During the start of his Los Angeles series, well-documented and topped off with the swirl of attention for being awarded the 2011 TED Prize, many pieces were placed at street level so they can be glanced at from a moving car. "I learned a lot about L.A. I adapted to that."
This time, the walls that make "sense" allow the city to become a backdrop to the portraits, a characteristic of his work seen in other countries where the scale of the art goes beyond the wall.
His contemporary form of wheat-pasting photographic imagery, despite being monochromatic, is a throwback to the mural masters of Los Angeles whose works become an architectural reference point.
Kent Twitchell's "Ed Ruscha Monument," formally at 1031 S. Hill Street, linked the negative space of wall and parking lot. Judith Baca's "Hitting the Wall" is striking, embedded with the 110 Freeway wall and segments on overpass pillars. On Broadway near 4th Street, Johanna Poethig's "Calle de la Eternidad Mural" are extended arms in a gesture of prayer against a corporate skyline.
This large scale aesthetic is sometimes missing in current mural work being done around the city.
Grassroots ethnic-based muralists following the tradition of ideas for the masses that break cultural barriers. while street artists test the rules of contemporary art and commerce while dodging the cops. Both schools are members determined to keep their respective aesthetics within a territorial categories of style. Sometimes that reflects in the piece, and content leans toward being isolated on the selected wall, staying within a neutral urban frame.

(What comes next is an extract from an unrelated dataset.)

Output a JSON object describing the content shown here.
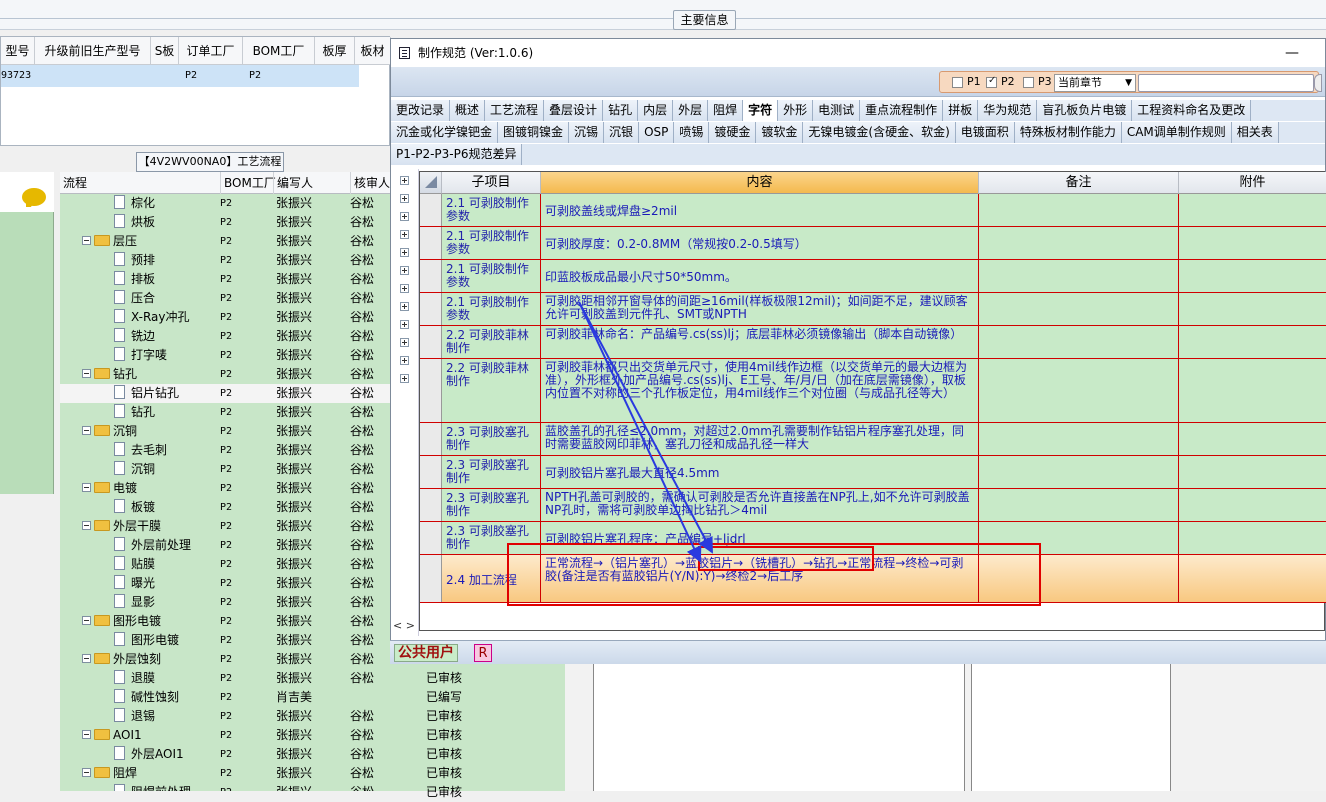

It has you wonder if local artists are feeling alone in their own city.
Of course, painting a wall with limited resources and saddled by a mural moratorium can't be compared to affixing heavy grade paper to a wall supported with media coverage and, presumably, funding support.
Still, muralists inspiring to explore the tradition of can take a closer look at large-scale work interacting with the environment.

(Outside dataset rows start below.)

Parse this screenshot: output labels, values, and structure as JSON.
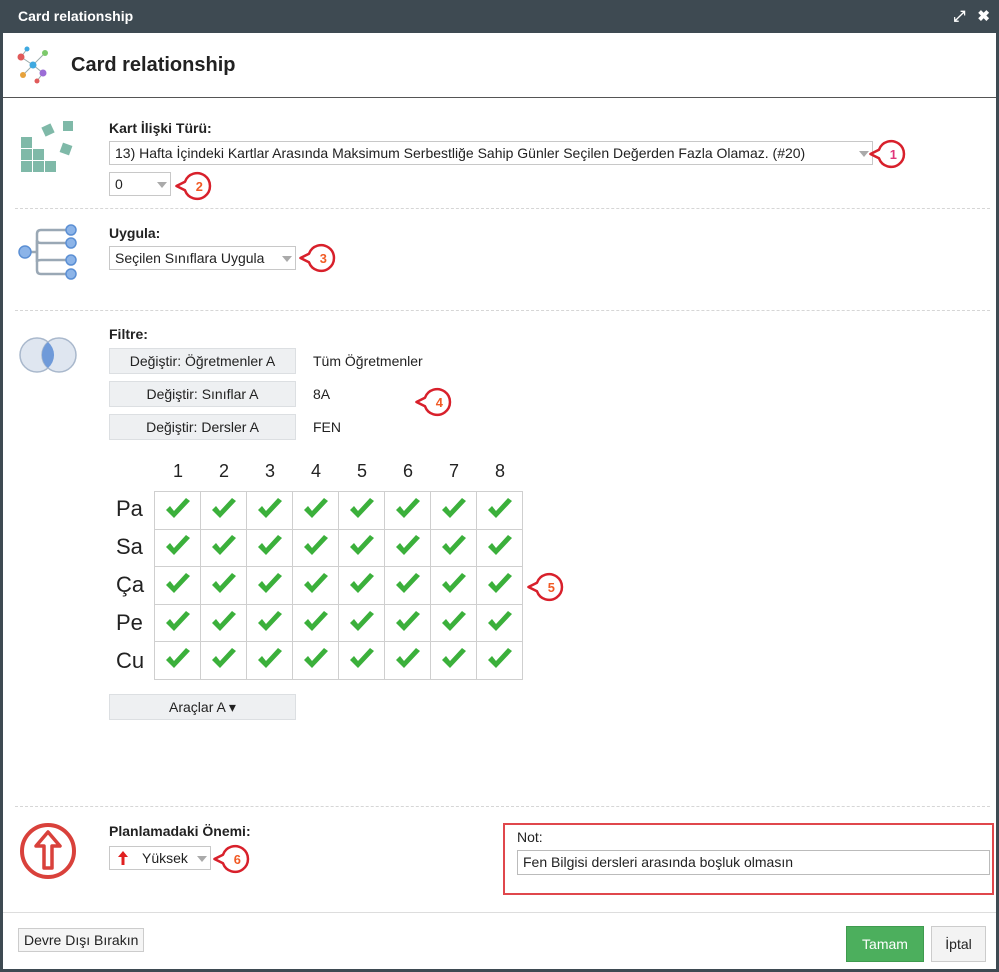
{
  "window": {
    "title": "Card relationship",
    "controls": {
      "maximize": "⤢",
      "close": "✖"
    }
  },
  "header": {
    "title": "Card relationship"
  },
  "relation_type": {
    "label": "Kart İlişki Türü:",
    "selected": "13) Hafta İçindeki Kartlar Arasında Maksimum Serbestliğe Sahip Günler Seçilen Değerden Fazla Olamaz. (#20)",
    "value_select": "0"
  },
  "apply": {
    "label": "Uygula:",
    "selected": "Seçilen Sınıflara Uygula"
  },
  "filter": {
    "label": "Filtre:",
    "rows": [
      {
        "button": "Değiştir: Öğretmenler A",
        "value": "Tüm Öğretmenler"
      },
      {
        "button": "Değiştir: Sınıflar A",
        "value": "8A"
      },
      {
        "button": "Değiştir: Dersler A",
        "value": "FEN"
      }
    ]
  },
  "grid": {
    "columns": [
      "1",
      "2",
      "3",
      "4",
      "5",
      "6",
      "7",
      "8"
    ],
    "rows": [
      "Pa",
      "Sa",
      "Ça",
      "Pe",
      "Cu"
    ],
    "check_color": "#3bb03b"
  },
  "tools_button": "Araçlar A ▾",
  "importance": {
    "label": "Planlamadaki Önemi:",
    "selected": "Yüksek",
    "accent": "#d9413b"
  },
  "note": {
    "label": "Not:",
    "value": "Fen Bilgisi dersleri arasında boşluk olmasın"
  },
  "callouts": [
    "1",
    "2",
    "3",
    "4",
    "5",
    "6"
  ],
  "footer": {
    "disable_label": "Devre Dışı Bırakın",
    "ok_label": "Tamam",
    "cancel_label": "İptal",
    "ok_color": "#4caf5d"
  }
}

As for JR's use of art to identify the faceless, the subjects of "The Wrinkles of the City: Los Angeles" are older residents lost in a city known for pop-culture research, development and manufacturing. "Because of cinema, it's a city were there are no wrinkles," said JR.
That manifesto reaches an apex with current pieces in the Arts District, arranged through Jet Set Graffiti, particularly on the southeast wall of 830 Traction. Old eyes front the skyline of a city where pop-culture is researched, developed and manufactured. Further away, and unreachable, is the Hollywood sign in the far distance.

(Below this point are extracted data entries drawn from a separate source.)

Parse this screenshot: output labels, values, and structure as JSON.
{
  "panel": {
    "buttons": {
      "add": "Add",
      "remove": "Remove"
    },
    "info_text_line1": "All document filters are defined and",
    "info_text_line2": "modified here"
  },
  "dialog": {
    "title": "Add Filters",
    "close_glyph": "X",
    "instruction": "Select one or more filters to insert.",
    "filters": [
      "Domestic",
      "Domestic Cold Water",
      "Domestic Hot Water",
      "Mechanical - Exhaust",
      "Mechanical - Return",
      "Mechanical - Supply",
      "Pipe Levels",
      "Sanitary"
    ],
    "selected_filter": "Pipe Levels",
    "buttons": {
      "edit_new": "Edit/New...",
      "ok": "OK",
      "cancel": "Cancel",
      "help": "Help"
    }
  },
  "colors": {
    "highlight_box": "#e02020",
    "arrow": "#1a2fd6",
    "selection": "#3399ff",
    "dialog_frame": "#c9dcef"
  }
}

A crucial part of each project by JR is his photography (and in time, hopefully, his filmmaking will become noticed). It goes beyond being a document of a finished piece.
The day after that "Wrinkle" was installed, JR returned to the Arts District shoot it. By himself, and no crew or media, he spent an afternoon steering a back and forth to take pics of eyes set against the city. The images will be a direct interpretation of his work, and how it fits in the broader landscape, before it decays.